著者の2人はずっとBtoCのビジネスを戦場とされているので、視点が完全にBtoC。自分は完全にBtoBの人なので、この本に書かれていることがそのまま明日から活かせるという環境ではない。それでも、普段付き合いをさせてもらっているクライアントのマーケ担当の方々の責務は、突き詰めれば盛岡さんが描かれてるような経営のための戦略を定義すること、ということがイメージできるようになってよかった。
同時に、我々が頑張っているウェブマーケティングなんぞこういうレベルの人から見たら、「膨大にある戦略オプションをブレークダウンしまくった後のたかが一粒」というスケール感も目の当たりにして、如何に自分のやってることがクライアントの企業経営の中でちっぽけなものかを思い知ることにもなった。もっと頑張らなあかん。

一応国公立理系院卒なので、数式は拒絶反応があるどころかむしろ好物だったりするが、巻末の需要予測モデルなどの数式は俺の知的好奇心の範囲を簡単に超える難度で、あっさりギブアップ。ただこういう世界にハマると熱中してしまうのも分かる。俺もたまに京大の入試数学解いてしまいたい衝動に駆られるもんなぁ。

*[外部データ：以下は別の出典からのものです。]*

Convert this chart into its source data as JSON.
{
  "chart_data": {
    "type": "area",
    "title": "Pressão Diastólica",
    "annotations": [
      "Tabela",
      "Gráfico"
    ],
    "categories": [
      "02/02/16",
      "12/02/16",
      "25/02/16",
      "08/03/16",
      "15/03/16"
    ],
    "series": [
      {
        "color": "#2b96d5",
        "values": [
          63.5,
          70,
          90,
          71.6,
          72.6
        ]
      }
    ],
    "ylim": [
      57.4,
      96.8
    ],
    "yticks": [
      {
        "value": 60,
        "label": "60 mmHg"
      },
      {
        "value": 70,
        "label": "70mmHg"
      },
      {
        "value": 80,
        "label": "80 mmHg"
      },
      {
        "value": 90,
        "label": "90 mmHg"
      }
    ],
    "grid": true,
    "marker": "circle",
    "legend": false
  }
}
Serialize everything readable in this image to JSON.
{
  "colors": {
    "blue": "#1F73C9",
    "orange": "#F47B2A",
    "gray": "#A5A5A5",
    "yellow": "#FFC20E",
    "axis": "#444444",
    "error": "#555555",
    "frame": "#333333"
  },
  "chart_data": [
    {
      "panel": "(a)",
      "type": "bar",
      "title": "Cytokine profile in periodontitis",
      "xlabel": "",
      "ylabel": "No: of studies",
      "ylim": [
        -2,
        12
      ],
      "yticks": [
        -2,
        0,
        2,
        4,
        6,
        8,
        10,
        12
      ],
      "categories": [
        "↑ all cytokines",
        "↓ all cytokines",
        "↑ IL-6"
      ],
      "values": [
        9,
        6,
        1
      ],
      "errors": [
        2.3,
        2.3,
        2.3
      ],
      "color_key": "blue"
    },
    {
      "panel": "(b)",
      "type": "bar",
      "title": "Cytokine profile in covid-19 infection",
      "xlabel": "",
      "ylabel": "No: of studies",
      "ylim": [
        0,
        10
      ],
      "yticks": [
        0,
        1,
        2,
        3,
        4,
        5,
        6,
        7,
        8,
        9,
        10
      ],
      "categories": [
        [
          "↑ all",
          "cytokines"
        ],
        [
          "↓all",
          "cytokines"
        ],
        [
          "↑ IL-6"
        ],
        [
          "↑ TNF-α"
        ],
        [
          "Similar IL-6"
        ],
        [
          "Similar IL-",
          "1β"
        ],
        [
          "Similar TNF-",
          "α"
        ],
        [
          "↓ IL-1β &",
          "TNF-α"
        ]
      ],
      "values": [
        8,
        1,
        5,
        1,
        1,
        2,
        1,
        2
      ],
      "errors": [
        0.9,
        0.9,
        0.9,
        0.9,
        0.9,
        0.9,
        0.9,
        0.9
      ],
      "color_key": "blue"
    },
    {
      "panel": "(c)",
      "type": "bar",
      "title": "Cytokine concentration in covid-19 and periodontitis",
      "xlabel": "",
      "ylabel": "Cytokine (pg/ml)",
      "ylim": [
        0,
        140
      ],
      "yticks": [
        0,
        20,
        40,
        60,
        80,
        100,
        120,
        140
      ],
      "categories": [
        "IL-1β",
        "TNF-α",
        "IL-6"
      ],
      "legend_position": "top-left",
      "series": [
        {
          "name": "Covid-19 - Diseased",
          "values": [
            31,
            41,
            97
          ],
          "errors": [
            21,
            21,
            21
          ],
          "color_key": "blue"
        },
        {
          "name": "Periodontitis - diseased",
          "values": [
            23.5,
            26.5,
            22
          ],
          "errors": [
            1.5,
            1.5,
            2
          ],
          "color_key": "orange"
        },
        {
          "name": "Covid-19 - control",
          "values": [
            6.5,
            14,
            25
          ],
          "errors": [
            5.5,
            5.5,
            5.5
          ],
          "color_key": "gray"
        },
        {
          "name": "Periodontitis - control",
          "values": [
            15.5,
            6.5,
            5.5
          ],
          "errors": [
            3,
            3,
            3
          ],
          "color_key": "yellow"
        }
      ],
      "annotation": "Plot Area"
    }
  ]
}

特に著者一人目の盛岡さんはとにかく文章がポジティブ。ジャズベーシストの納浩一さんと全く同じ文章スタイル(ほとんどの人分からんと思うが)。会ったことはもちろん無いが、たぶんめちゃんこいいおじさんだと思って読んでいた。NHKのプロフェッショナルに出たことがあるらしいので、今度それみてみよう。
そういうキャラもあって、巻末で展開される彼なりの組織論には心打たれた。ちょうど俺も今会社の組織についていろいろ考えがぐるんぐるんしているので、彼の「まだ見ぬ誰かをアテにしないで、今いる戦力で価値を最大化するのだ」的なメッセージは非常に示唆的だった。

この著書の目的である、この国に数学マーケターを増やすというビジョンを実行するには俺の領域は異なるが、少しでも彼の意思を自分の仕事に活かすにはどうしたらいいか、考えるのはおもしろそうだ。

結論

自分の書評スキルの低さに呆れる。ちょっと他の人研究しよ。